Fang & Davies use TNFα treatment of endothelial cultures as their in vitro model for the inflammation seen at atheroprone regions of the vasculature and show that deficiency of miR92a in this context allows for enhanced KLF4-mediated modulation of inflammatory targets. This is a reasonable model for atherosclerosis as NF-κB activity (the pathway activated by TNFα) is enhanced in atheroprone regions.¹³ Commonality of regulation and function for KLF2 and KLF4 has often been described. In addition to the post-transcriptional regulation by miR92a, upstream regulators include laminar flow, HMG-CoA inhibitors (statins), proteasome inhibitors, and agents with anti-oxidant properties.^{1, 6, 8, 14-19} However, KLF2 and KLF4 respond quite distinctly to exposure to pro-inflammatory agents such as TNFa; KLF2 levels are decreased whereas KLF4 is upregulated. For this reason, the limited effect by KLF2 on modulation of inflammatory targets as seen by Fang and Davies in this paper (as opposed to the significant effects by KLF4) may not be recapitulated fully under flow conditions, where additional stimuli are present. It will be of significant interest to see what effects on atherosclerosis development are brought about by in vivo endothelial KLF4 deficiency.

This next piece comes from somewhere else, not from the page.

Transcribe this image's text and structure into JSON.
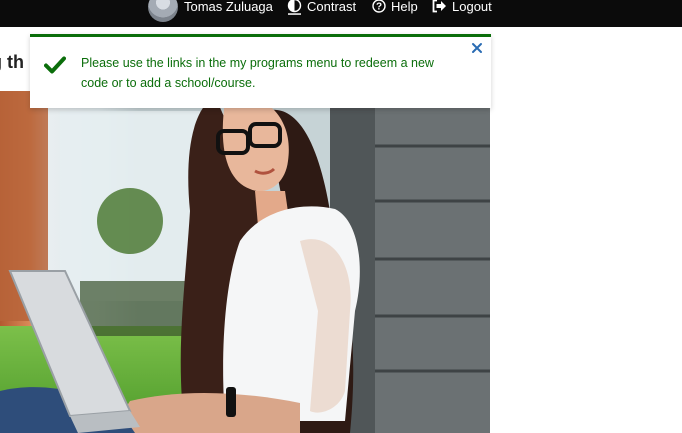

The results of this study may also have therapeutic implications. Traditionally, transcription factors are viewed as “undruggable targets.” We find this argument weak, particularly as drugs targeting PPARγ function are potent therapeutics in the treatment of diabetes. The findings of Fang & Davies coupled with those of Wu et. al. raise the possibility that inhibition of miR92a could be exploited to augment endothelial KLF levels and thereby confer favorable homeostatic effects to the vasculature. miR92a is one of six mature products of the polycistronic miRNA cluster miR-19-92, also called oncomir-1. Expression of the polycistron has been implicated in the pathogenesis of hematopoetic and solid tumors as well as in normal development. Endothelial effects of oncomir-1 include promotion of tumor angiogenesis.²⁰ However individual miRNAs of the oncomir-1 cluster appear to have differential effects on angiogenesis,²¹ and forced overexpression of miR92a alone has been shown to inhibit angiogenesis in mouse models of limb ischemia.²² Thus alteration of miR92a levels and not regulation of the oncomir-1 cistron would need to be the focus of therapy. Even so, a single microRNA can regulate hundreds of targets. The miRanda software predicts 300 targets for miR92a;²³ however, such algorithms appear to predict only ∼50% of targets detected by microarrays and other experimental techniques.²⁴ This suggests that targeting miR92a even with a specific antagomir or siRNA may produce unexpected effects. Nonetheless, therapeutic miR inhibition is feasible, and for miR122 already in Phase I clinical trials.²⁵ Certainly, given the potentially enormous impact on vascular health of augmenting endothelial KLF2 and KLF4, efforts to manipulate miR92a are clearly worthy of pursuit.